Can the Bible, Christian faith and theological reflection be of help when working with the Sustainable Development Goals (SDGs)? It depends on the perspective we opt to apply. Biblical texts offer several possible perspectives. Here are some of them:
One basic starting point when reflecting on biblical motifs, is recognising the fact that the Bible largely tells stories about ordinary people and their everyday lives. They include experiences of drought and hunger, sufferings due to war and violence, and a constant fear of being struck by illness or misfortune. These experiences from daily life on the one hand reminded people of their vulnerability, but they also filled them with awe regarding creation, its greatness and generosity. They recognised that they belonged to a reality far beyond their understanding.
They interpreted ordinary life in the light of their faith in God. “The earth is the Lord’s and all that is in it, the world, and those who live in it; for he has founded it on the seas and established it on the rivers” (Psalms 24:1–2). The notion of God as creator is rooted in their experiences and wondering in daily life, and it links to the expectation of God’s gracious intervention with its promise of a future with hope (Jeremiah 29:11).
According to this faith, all creation and every being possess an inherent value; the gifts of creation cannot be reduced to tools for humans and their desire to conquer and consume. Admittedly, humankind is, according to the narrative of creation, unique within creation, only men and women are created in the image of God (Genesis 1:27). This implies, however, a unique vocation to be God’s co-worker in promoting what is right, good and true. It is a vocation that includes all human beings, not only Christians. And it refers to ordinary people, in their daily lives. Clearly, this perspective adds important insight to our reflection on the SDGs and the work to implement them.
The people that we meet in the narratives of the Old Testament belonged to a people that had entered a covenant with God. According to the covenant, God would protect the people and see to their wellbeing; in return the people committed to keep the commandments and follow their directions. Justice and peace are key concepts here: On the one hand, the people are promised share in God’s justice and peace; on the other hand, they are expected to be good stewards of these gifts and to promote justice and peace in the relations and doings of daily life.
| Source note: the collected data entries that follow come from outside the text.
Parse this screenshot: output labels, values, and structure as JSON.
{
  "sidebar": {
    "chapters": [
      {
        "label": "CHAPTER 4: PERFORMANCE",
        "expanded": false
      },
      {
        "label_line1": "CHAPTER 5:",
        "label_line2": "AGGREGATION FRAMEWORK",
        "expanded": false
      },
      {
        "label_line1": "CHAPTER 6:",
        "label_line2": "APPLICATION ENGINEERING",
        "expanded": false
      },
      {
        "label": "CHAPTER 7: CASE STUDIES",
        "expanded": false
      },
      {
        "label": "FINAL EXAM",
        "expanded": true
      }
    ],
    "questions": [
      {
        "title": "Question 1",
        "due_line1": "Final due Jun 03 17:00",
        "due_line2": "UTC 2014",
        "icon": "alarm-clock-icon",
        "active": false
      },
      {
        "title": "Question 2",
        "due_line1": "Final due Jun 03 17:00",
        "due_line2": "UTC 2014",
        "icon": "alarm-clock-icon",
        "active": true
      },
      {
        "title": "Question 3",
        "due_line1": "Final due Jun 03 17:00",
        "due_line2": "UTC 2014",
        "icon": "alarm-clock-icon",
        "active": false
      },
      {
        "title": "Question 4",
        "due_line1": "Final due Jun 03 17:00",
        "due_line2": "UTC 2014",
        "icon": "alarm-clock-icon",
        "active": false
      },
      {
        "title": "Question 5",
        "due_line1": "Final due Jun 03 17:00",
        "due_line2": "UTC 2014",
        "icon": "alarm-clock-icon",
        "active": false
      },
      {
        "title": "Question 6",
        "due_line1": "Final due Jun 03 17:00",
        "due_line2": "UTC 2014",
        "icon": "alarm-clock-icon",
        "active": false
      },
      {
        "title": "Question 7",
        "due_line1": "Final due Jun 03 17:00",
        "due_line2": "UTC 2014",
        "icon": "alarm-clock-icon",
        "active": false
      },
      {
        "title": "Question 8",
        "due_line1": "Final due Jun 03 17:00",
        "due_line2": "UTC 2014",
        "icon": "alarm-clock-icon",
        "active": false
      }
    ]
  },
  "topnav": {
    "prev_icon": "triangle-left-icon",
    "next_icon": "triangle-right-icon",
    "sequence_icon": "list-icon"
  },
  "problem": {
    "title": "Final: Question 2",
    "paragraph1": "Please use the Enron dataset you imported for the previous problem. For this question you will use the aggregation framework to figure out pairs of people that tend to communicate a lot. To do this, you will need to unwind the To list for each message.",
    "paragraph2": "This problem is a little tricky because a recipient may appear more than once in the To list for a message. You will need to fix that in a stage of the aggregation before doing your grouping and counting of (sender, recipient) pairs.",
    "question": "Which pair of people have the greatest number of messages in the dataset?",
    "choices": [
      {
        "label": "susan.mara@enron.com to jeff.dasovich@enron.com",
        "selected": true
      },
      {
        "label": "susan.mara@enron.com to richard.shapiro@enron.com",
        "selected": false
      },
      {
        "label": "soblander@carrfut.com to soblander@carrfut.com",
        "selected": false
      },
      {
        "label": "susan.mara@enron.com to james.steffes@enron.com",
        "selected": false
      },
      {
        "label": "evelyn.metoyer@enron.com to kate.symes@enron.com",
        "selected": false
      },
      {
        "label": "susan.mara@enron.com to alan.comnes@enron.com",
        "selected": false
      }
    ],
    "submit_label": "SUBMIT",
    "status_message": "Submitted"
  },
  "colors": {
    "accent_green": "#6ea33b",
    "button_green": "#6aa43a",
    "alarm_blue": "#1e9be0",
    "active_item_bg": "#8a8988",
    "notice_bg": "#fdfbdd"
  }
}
The Old Testament prophets criticised the people for having failed this task and for having turned away from God. Above all, they rebuked the powerful, the political, economic and religious elite and their lifestyle. The way they abused their power and oppressed the poor was not sustainable, the prophets announced. Therefore, God would punish them and the nation would perish unless they repented and again committed themselves to justice and peace.
As Christians we are no longer bound by the covenant that people of Israel made with God on Mount Sinai. The commandments, however, still indicate what it means to live rightly and according to God’s will. According to Jesus, “all the law and the prophets” rest on the Greatest Commandment: to love God and “your neighbour as yourself” (Matthew 22:36–40). It is a calling to compassion and care, to defend human dignity and protect creation, and to promote justice and peace.
How do we do this in practice? Primarily through the daily doings of everyday life, but also through engagement in issues that challenge us to joint action.
This publication aims at interpreting the SDGs as “signs of the times” (Matthew 16:3). As a public agenda, the SDGs express a global ambition of making the world a better place for everyone, above all through the construction of sustainable societies. At the same time, several goals articulate issues that have long been on the agenda of churches and marked their social and diaconal engagement. Thus, the SDGs provide a unique opportunity for churches to join in, as part of their Christian social responsibility, in cooperation with others, both public authorities and actors within civil society.
How should we read each of the SDGs in light of our Christian faith? Christians in many parts of the world use the method “see-judge-act” when trying to interpret the challenges of everyday life from the perspective of faith. This method contains three steps; it is important that they follow the right order and to use sufficient time on each step.
The first step is to see. It implies a thorough analysis of a theme or a challenge, using the tools of well documented knowledge, for instance from social and political sciences. The SDGs are all based on such insight and understanding from a global perspective. To see is therefore about obtaining the relevant facts and clarifying the ethical dimension this issue presents, asking: Why is this a challenge that concerns us?
The second step is to judge. Here, the perspective of faith is brought in asking how what is “seen” should be judged in the light of God’s Word and our faith in God as creator, redeemer and giver of life. Now is the time for bringing in biblical motifs and narratives that may sharpen the challenge that is already “seen” in order to “judge” it from the perspective of faith and hope. This should be done through a critical – also self-critical – look. Is it certain that our perspective when reading the biblical texts is the right one? For example, would the text be read differently by wealthy people than by poor people?
The third is to act. After having seen what challenges us and reflected critically on it from the perspective of faith and service, the question arises: What to do? As individuals, as a Christian fellowship, as a local congregation and so on. Both the insight from the first step and the reflection from the second step may contribute to a renewed engagement in activities in which we already are involved. In addition, we may be motivated to make new and bolder commitments, in new partnerships and with clearer objectives.